А читатели хором поют мне: «читается на одном дыхании!»
Но это не все читатели, а только тот самый, узкий круг, в котором мое имя раскручено, – моя аудитория. Хотя, попади моя книга в читательские руки за пределами круга – он только расширится.
Редакторы, оказывается, заинтересованы в самопиаре автора, и, предлагая им книгу, необходимо кратко и ясно дать им это понять.
Залез на сайт, где выложил свои произведения. Кто меня почитывает там? Одно молодое еврейство. Они же там и пишут, о своем: израильском, эмигрантском, арбатском, чуждом для меня. И я им чужд: рецензий на мои опусы нет.
Вчера спорили с Надей насчет моего презрения к паксам. Она, такой же пакс, справедливо возмущается моей кастовостью. Я попытался объяснить Наде, за что не люблю современного пассажира: за то, что он в массе своей – быдло.

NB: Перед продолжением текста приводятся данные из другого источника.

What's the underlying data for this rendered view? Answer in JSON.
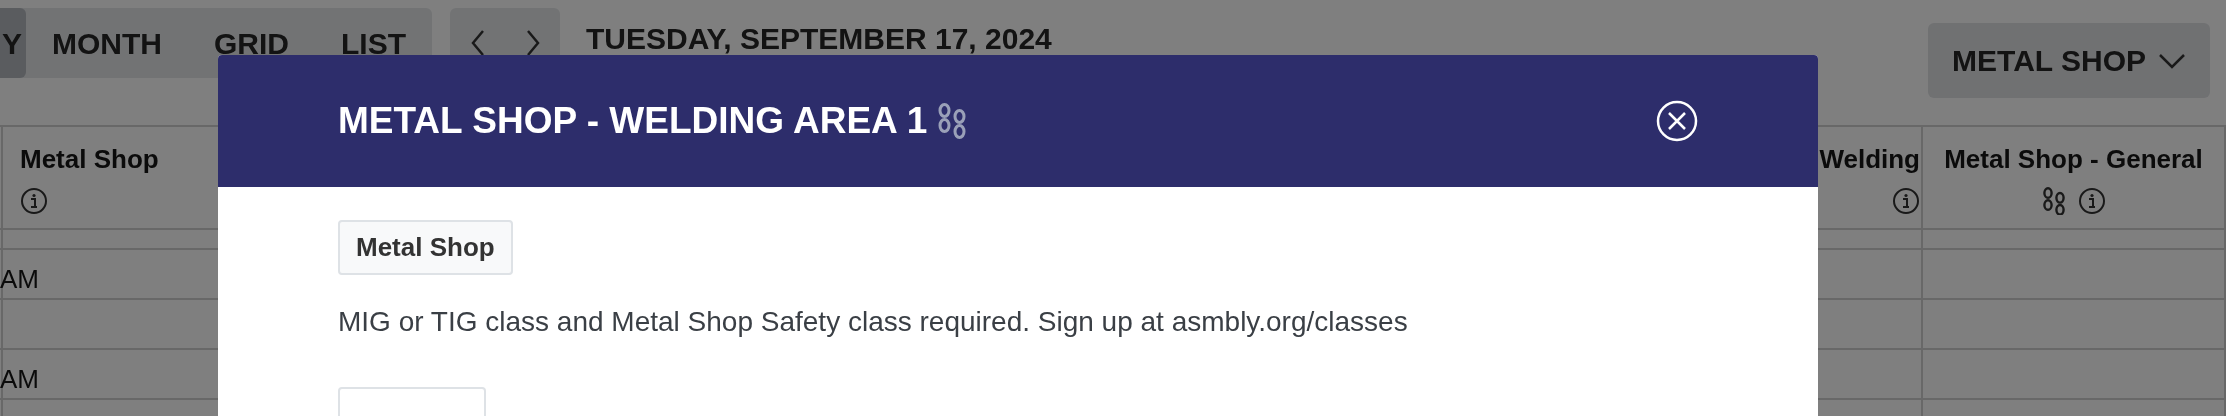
{
  "toolbar": {
    "views": [
      {
        "label": "Y",
        "selected": true
      },
      {
        "label": "MONTH",
        "selected": false
      },
      {
        "label": "GRID",
        "selected": false
      },
      {
        "label": "LIST",
        "selected": false
      }
    ],
    "date": "TUESDAY, SEPTEMBER 17, 2024",
    "location_menu": {
      "label": "METAL SHOP"
    }
  },
  "schedule": {
    "columns": [
      {
        "title": "Metal Shop",
        "chained": false
      },
      {
        "title": "Welding",
        "chained": false
      },
      {
        "title": "Metal Shop - General",
        "chained": true
      }
    ],
    "time_labels": [
      "AM",
      "AM"
    ]
  },
  "modal": {
    "title": "METAL SHOP - WELDING AREA 1",
    "chained": true,
    "tag": "Metal Shop",
    "description": "MIG or TIG class and Metal Shop Safety class required. Sign up at asmbly.org/classes"
  }
}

Раньше пассажир был нормальный человек, в полете не пил (а летали десятки миллионов!), значит, доверял мне. А сейчас мало того что нажирается каждый третий, так ещё и в спину пинают ямщика. Быдло и есть. Быдло нынче при деньгах, оттеснило нормальных людей и прет массой.

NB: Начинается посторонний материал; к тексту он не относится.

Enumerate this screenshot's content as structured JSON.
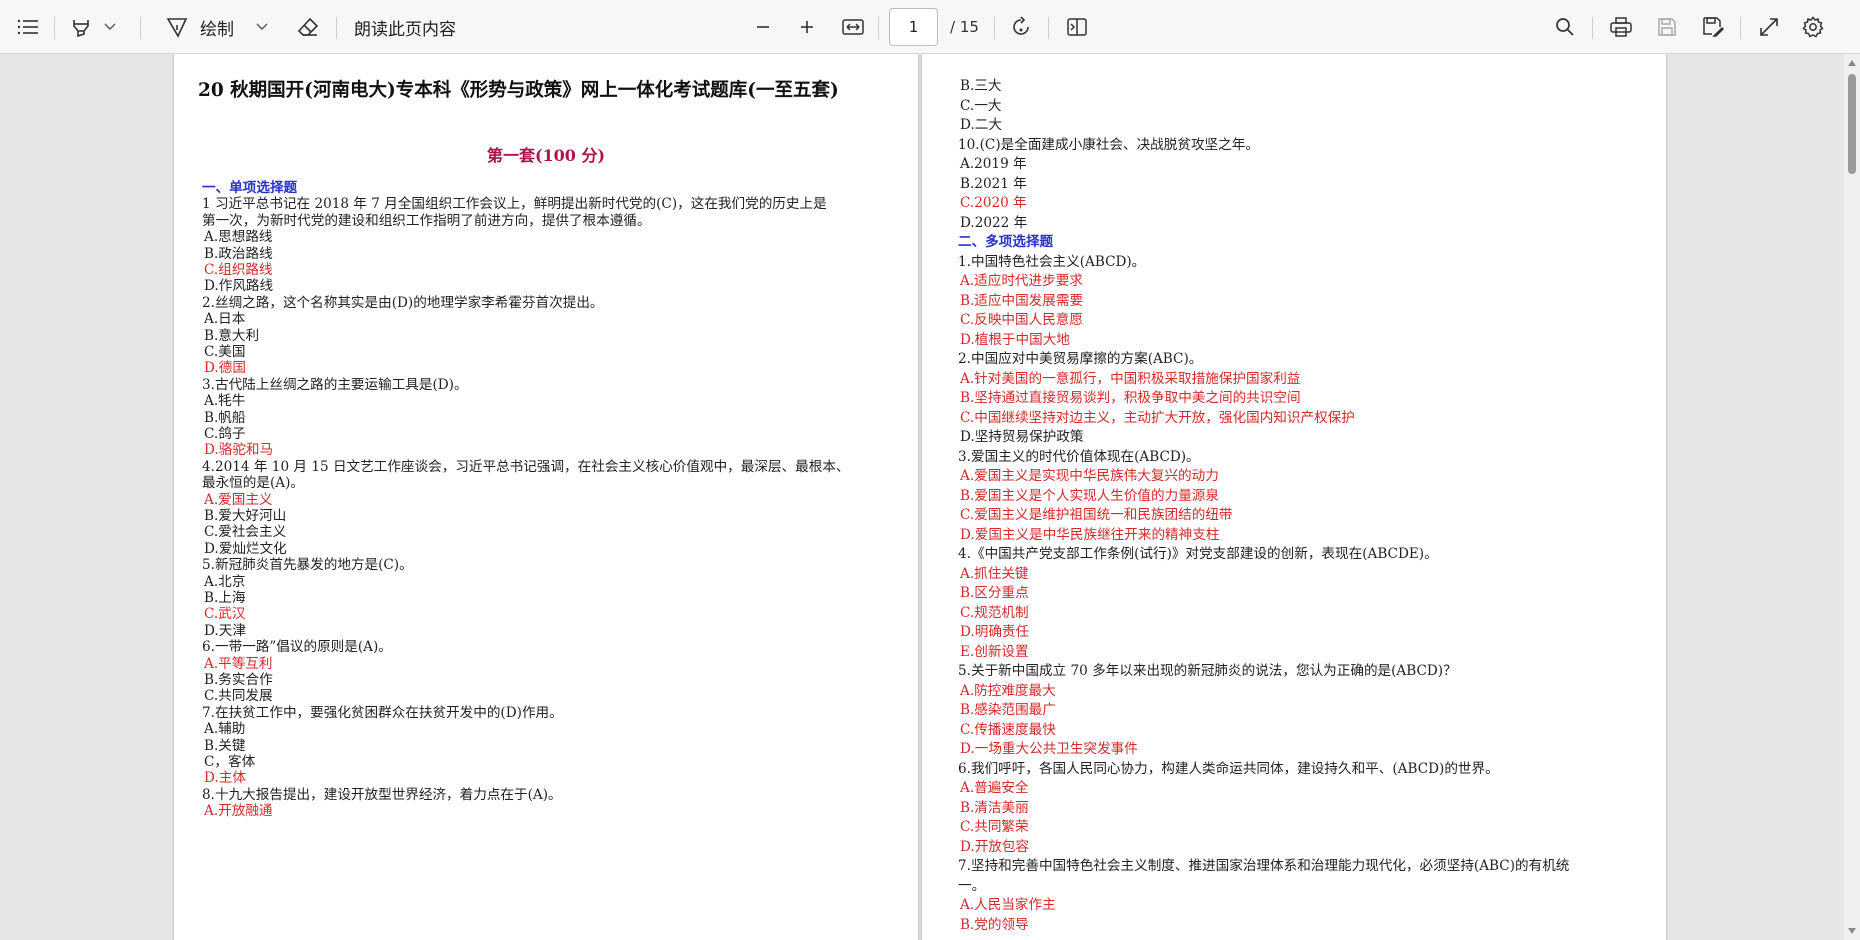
{
  "toolbar": {
    "draw_label": "绘制",
    "read_aloud_label": "朗读此页内容",
    "page_current": "1",
    "page_total": "/ 15",
    "icons": {
      "contents": "list-icon",
      "highlight": "highlighter-icon",
      "draw": "pen-icon",
      "erase": "eraser-icon",
      "zoom_out": "minus-icon",
      "zoom_in": "plus-icon",
      "fit": "fit-width-icon",
      "rotate": "rotate-icon",
      "page_view": "page-view-icon",
      "search": "search-icon",
      "print": "print-icon",
      "save": "save-icon",
      "save_as": "save-as-icon",
      "fullscreen": "expand-icon",
      "settings": "gear-icon"
    }
  },
  "colors": {
    "answer": "#d42a2a",
    "section": "#2a33c8",
    "set_title": "#b0124a"
  },
  "left_page": {
    "title": "20 秋期国开(河南电大)专本科《形势与政策》网上一体化考试题库(一至五套)",
    "set_title": "第一套(100 分)",
    "lines": [
      {
        "t": "一、单项选择题",
        "s": "blue"
      },
      {
        "t": "1 习近平总书记在 2018 年 7 月全国组织工作会议上，鲜明提出新时代党的(C)，这在我们党的历史上是",
        "s": ""
      },
      {
        "t": "第一次，为新时代党的建设和组织工作指明了前进方向，提供了根本遵循。",
        "s": ""
      },
      {
        "t": "A.思想路线",
        "s": ""
      },
      {
        "t": "B.政治路线",
        "s": ""
      },
      {
        "t": "C.组织路线",
        "s": "red"
      },
      {
        "t": "D.作风路线",
        "s": ""
      },
      {
        "t": "2.丝绸之路，这个名称其实是由(D)的地理学家李希霍芬首次提出。",
        "s": ""
      },
      {
        "t": "A.日本",
        "s": ""
      },
      {
        "t": "B.意大利",
        "s": ""
      },
      {
        "t": "C.美国",
        "s": ""
      },
      {
        "t": "D.德国",
        "s": "red"
      },
      {
        "t": "3.古代陆上丝绸之路的主要运输工具是(D)。",
        "s": ""
      },
      {
        "t": "A.牦牛",
        "s": ""
      },
      {
        "t": "B.帆船",
        "s": ""
      },
      {
        "t": "C.鸽子",
        "s": ""
      },
      {
        "t": "D.骆驼和马",
        "s": "red"
      },
      {
        "t": "4.2014 年 10 月 15 日文艺工作座谈会，习近平总书记强调，在社会主义核心价值观中，最深层、最根本、",
        "s": ""
      },
      {
        "t": "最永恒的是(A)。",
        "s": ""
      },
      {
        "t": "A.爱国主义",
        "s": "red"
      },
      {
        "t": "B.爱大好河山",
        "s": ""
      },
      {
        "t": "C.爱社会主义",
        "s": ""
      },
      {
        "t": "D.爱灿烂文化",
        "s": ""
      },
      {
        "t": "5.新冠肺炎首先暴发的地方是(C)。",
        "s": ""
      },
      {
        "t": "A.北京",
        "s": ""
      },
      {
        "t": "B.上海",
        "s": ""
      },
      {
        "t": "C.武汉",
        "s": "red"
      },
      {
        "t": "D.天津",
        "s": ""
      },
      {
        "t": "6.一带一路”倡议的原则是(A)。",
        "s": ""
      },
      {
        "t": "A.平等互利",
        "s": "red"
      },
      {
        "t": "B.务实合作",
        "s": ""
      },
      {
        "t": "C.共同发展",
        "s": ""
      },
      {
        "t": "7.在扶贫工作中，要强化贫困群众在扶贫开发中的(D)作用。",
        "s": ""
      },
      {
        "t": "A.辅助",
        "s": ""
      },
      {
        "t": "B.关键",
        "s": ""
      },
      {
        "t": "C，客体",
        "s": ""
      },
      {
        "t": "D.主体",
        "s": "red"
      },
      {
        "t": "8.十九大报告提出，建设开放型世界经济，着力点在于(A)。",
        "s": ""
      },
      {
        "t": "A.开放融通",
        "s": "red"
      }
    ]
  },
  "right_page": {
    "lines": [
      {
        "t": "B.三大",
        "s": ""
      },
      {
        "t": "C.一大",
        "s": ""
      },
      {
        "t": "D.二大",
        "s": ""
      },
      {
        "t": "10.(C)是全面建成小康社会、决战脱贫攻坚之年。",
        "s": ""
      },
      {
        "t": "A.2019 年",
        "s": ""
      },
      {
        "t": "B.2021 年",
        "s": ""
      },
      {
        "t": "C.2020 年",
        "s": "red"
      },
      {
        "t": "D.2022 年",
        "s": ""
      },
      {
        "t": "二、多项选择题",
        "s": "blue"
      },
      {
        "t": "1.中国特色社会主义(ABCD)。",
        "s": ""
      },
      {
        "t": "A.适应时代进步要求",
        "s": "red"
      },
      {
        "t": "B.适应中国发展需要",
        "s": "red"
      },
      {
        "t": "C.反映中国人民意愿",
        "s": "red"
      },
      {
        "t": "D.植根于中国大地",
        "s": "red"
      },
      {
        "t": "2.中国应对中美贸易摩擦的方案(ABC)。",
        "s": ""
      },
      {
        "t": "A.针对美国的一意孤行，中国积极采取措施保护国家利益",
        "s": "red"
      },
      {
        "t": "B.坚持通过直接贸易谈判，积极争取中美之间的共识空间",
        "s": "red"
      },
      {
        "t": "C.中国继续坚持对边主义，主动扩大开放，强化国内知识产权保护",
        "s": "red"
      },
      {
        "t": "D.坚持贸易保护政策",
        "s": ""
      },
      {
        "t": "3.爱国主义的时代价值体现在(ABCD)。",
        "s": ""
      },
      {
        "t": "A.爱国主义是实现中华民族伟大复兴的动力",
        "s": "red"
      },
      {
        "t": "B.爱国主义是个人实现人生价值的力量源泉",
        "s": "red"
      },
      {
        "t": "C.爱国主义是维护祖国统一和民族团结的纽带",
        "s": "red"
      },
      {
        "t": "D.爱国主义是中华民族继往开来的精神支柱",
        "s": "red"
      },
      {
        "t": "4.《中国共产党支部工作条例(试行)》对党支部建设的创新，表现在(ABCDE)。",
        "s": ""
      },
      {
        "t": "A.抓住关键",
        "s": "red"
      },
      {
        "t": "B.区分重点",
        "s": "red"
      },
      {
        "t": "C.规范机制",
        "s": "red"
      },
      {
        "t": "D.明确责任",
        "s": "red"
      },
      {
        "t": "E.创新设置",
        "s": "red"
      },
      {
        "t": "5.关于新中国成立 70 多年以来出现的新冠肺炎的说法，您认为正确的是(ABCD)？",
        "s": ""
      },
      {
        "t": "A.防控难度最大",
        "s": "red"
      },
      {
        "t": "B.感染范围最广",
        "s": "red"
      },
      {
        "t": "C.传播速度最快",
        "s": "red"
      },
      {
        "t": "D.一场重大公共卫生突发事件",
        "s": "red"
      },
      {
        "t": "6.我们呼吁，各国人民同心协力，构建人类命运共同体，建设持久和平、(ABCD)的世界。",
        "s": ""
      },
      {
        "t": "A.普遍安全",
        "s": "red"
      },
      {
        "t": "B.清洁美丽",
        "s": "red"
      },
      {
        "t": "C.共同繁荣",
        "s": "red"
      },
      {
        "t": "D.开放包容",
        "s": "red"
      },
      {
        "t": "7.坚持和完善中国特色社会主义制度、推进国家治理体系和治理能力现代化，必须坚持(ABC)的有机统",
        "s": ""
      },
      {
        "t": "一。",
        "s": ""
      },
      {
        "t": "A.人民当家作主",
        "s": "red"
      },
      {
        "t": "B.党的领导",
        "s": "red"
      }
    ]
  }
}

А разговор пошел от требования редакции уделить больше внимания переживаниям пассажиров. Да я не знаю, какие они, эти переживания. Я только могу предполагать. Те же, кто пишет о переживаниях пакса, – сами паксы. А я – Капитан. Я всю жизнь о них заботился, а в старости получаю плевки. И не хочу я вникать в их страхи. Зато я могу им всем показать страх пилота, о котором они только догадываются. И так написать могу я один. Нечего стесняться.
Те сомнения, что мне в свое время открывали знающие люди, – выкладывать или нет свои опусы в интернет, – теперь рассеялись как дым. Я сделал очередной самостоятельный верный шаг – и не прогадал. Не прошло и четырех лет, вернее, аккурат четыре года, как я в интернете, – а сколько это повлекло событий!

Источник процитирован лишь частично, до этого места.